I mean, don't get me wrong...but should I do all these do-arounds or go about doing something about changing it? Has no one else really experienced this?
It was in my basement in an area where there were no lights on but all parts of the basement are attached via removed basement walls (and some were partially lit).
It had great difficulty hitting focus for almost minutes at a time and I was shooting single shots at a time so it wasn't a buffer issue either. I couldn't really explain it except for the continuously blinking AF indicator light and the follow-through with the last press didn't trigger the shutter. I even tried 'button mashing' a couple exposures to see if it helped and it didn't.

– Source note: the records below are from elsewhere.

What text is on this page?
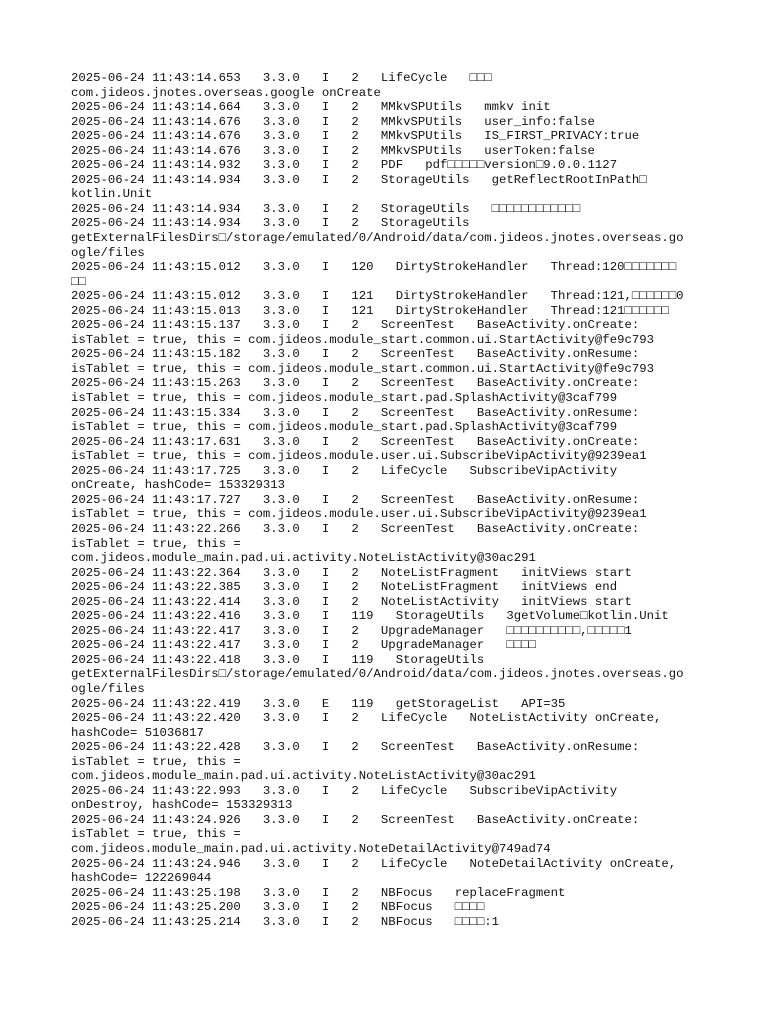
2025-06-24 11:43:14.653   3.3.0   I   2   LifeCycle   □□□
com.jideos.jnotes.overseas.google onCreate
2025-06-24 11:43:14.664   3.3.0   I   2   MMkvSPUtils   mmkv init
2025-06-24 11:43:14.676   3.3.0   I   2   MMkvSPUtils   user_info:false
2025-06-24 11:43:14.676   3.3.0   I   2   MMkvSPUtils   IS_FIRST_PRIVACY:true
2025-06-24 11:43:14.676   3.3.0   I   2   MMkvSPUtils   userToken:false
2025-06-24 11:43:14.932   3.3.0   I   2   PDF   pdf□□□□□version□9.0.0.1127
2025-06-24 11:43:14.934   3.3.0   I   2   StorageUtils   getReflectRootInPath□
kotlin.Unit
2025-06-24 11:43:14.934   3.3.0   I   2   StorageUtils   □□□□□□□□□□□□
2025-06-24 11:43:14.934   3.3.0   I   2   StorageUtils
getExternalFilesDirs□/storage/emulated/0/Android/data/com.jideos.jnotes.overseas.go
ogle/files
2025-06-24 11:43:15.012   3.3.0   I   120   DirtyStrokeHandler   Thread:120□□□□□□□
□□
2025-06-24 11:43:15.012   3.3.0   I   121   DirtyStrokeHandler   Thread:121,□□□□□□0
2025-06-24 11:43:15.013   3.3.0   I   121   DirtyStrokeHandler   Thread:121□□□□□□
2025-06-24 11:43:15.137   3.3.0   I   2   ScreenTest   BaseActivity.onCreate:
isTablet = true, this = com.jideos.module_start.common.ui.StartActivity@fe9c793
2025-06-24 11:43:15.182   3.3.0   I   2   ScreenTest   BaseActivity.onResume:
isTablet = true, this = com.jideos.module_start.common.ui.StartActivity@fe9c793
2025-06-24 11:43:15.263   3.3.0   I   2   ScreenTest   BaseActivity.onCreate:
isTablet = true, this = com.jideos.module_start.pad.SplashActivity@3caf799
2025-06-24 11:43:15.334   3.3.0   I   2   ScreenTest   BaseActivity.onResume:
isTablet = true, this = com.jideos.module_start.pad.SplashActivity@3caf799
2025-06-24 11:43:17.631   3.3.0   I   2   ScreenTest   BaseActivity.onCreate:
isTablet = true, this = com.jideos.module.user.ui.SubscribeVipActivity@9239ea1
2025-06-24 11:43:17.725   3.3.0   I   2   LifeCycle   SubscribeVipActivity
onCreate, hashCode= 153329313
2025-06-24 11:43:17.727   3.3.0   I   2   ScreenTest   BaseActivity.onResume:
isTablet = true, this = com.jideos.module.user.ui.SubscribeVipActivity@9239ea1
2025-06-24 11:43:22.266   3.3.0   I   2   ScreenTest   BaseActivity.onCreate:
isTablet = true, this =
com.jideos.module_main.pad.ui.activity.NoteListActivity@30ac291
2025-06-24 11:43:22.364   3.3.0   I   2   NoteListFragment   initViews start
2025-06-24 11:43:22.385   3.3.0   I   2   NoteListFragment   initViews end
2025-06-24 11:43:22.414   3.3.0   I   2   NoteListActivity   initViews start
2025-06-24 11:43:22.416   3.3.0   I   119   StorageUtils   3getVolume□kotlin.Unit
2025-06-24 11:43:22.417   3.3.0   I   2   UpgradeManager   □□□□□□□□□□,□□□□□1
2025-06-24 11:43:22.417   3.3.0   I   2   UpgradeManager   □□□□
2025-06-24 11:43:22.418   3.3.0   I   119   StorageUtils
getExternalFilesDirs□/storage/emulated/0/Android/data/com.jideos.jnotes.overseas.go
ogle/files
2025-06-24 11:43:22.419   3.3.0   E   119   getStorageList   API=35
2025-06-24 11:43:22.420   3.3.0   I   2   LifeCycle   NoteListActivity onCreate,
hashCode= 51036817
2025-06-24 11:43:22.428   3.3.0   I   2   ScreenTest   BaseActivity.onResume:
isTablet = true, this =
com.jideos.module_main.pad.ui.activity.NoteListActivity@30ac291
2025-06-24 11:43:22.993   3.3.0   I   2   LifeCycle   SubscribeVipActivity
onDestroy, hashCode= 153329313
2025-06-24 11:43:24.926   3.3.0   I   2   ScreenTest   BaseActivity.onCreate:
isTablet = true, this =
com.jideos.module_main.pad.ui.activity.NoteDetailActivity@749ad74
2025-06-24 11:43:24.946   3.3.0   I   2   LifeCycle   NoteDetailActivity onCreate,
hashCode= 122269044
2025-06-24 11:43:25.198   3.3.0   I   2   NBFocus   replaceFragment
2025-06-24 11:43:25.200   3.3.0   I   2   NBFocus   □□□□
2025-06-24 11:43:25.214   3.3.0   I   2   NBFocus   □□□□:1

I'm hoping it is a user-to-UI error. I'd almost always confess that I was being a fool rather than pay the piper.
The full shot where the cloud body is more than two thirds of the frame is awesome. Is that from your 17mm TS-E, eh?
The focusing system of this camera and virtually every other one as well, is looking for sharp contrast on the objects it attempts to lock onto. Contrast, by its very nature can not exist in a dark or very dim environment. Nor can it exist on a blank wall or cloudless sky.
The reason that you can read what I'm typing right now is because the letters are presented in black on an illuminated white background. That's the perfect light spectrum, contrast extreme. Can you read a book in the dark? Why would you expect your camera to do the same? So, you seem like a smart guy, Ravi. Connect the mental dots here and realize that you need to give your camera and its focusing engine more meat on the lighting bone.
And thanks for the feedback on the shot! Yes, the TS-E17 was on duty for that one.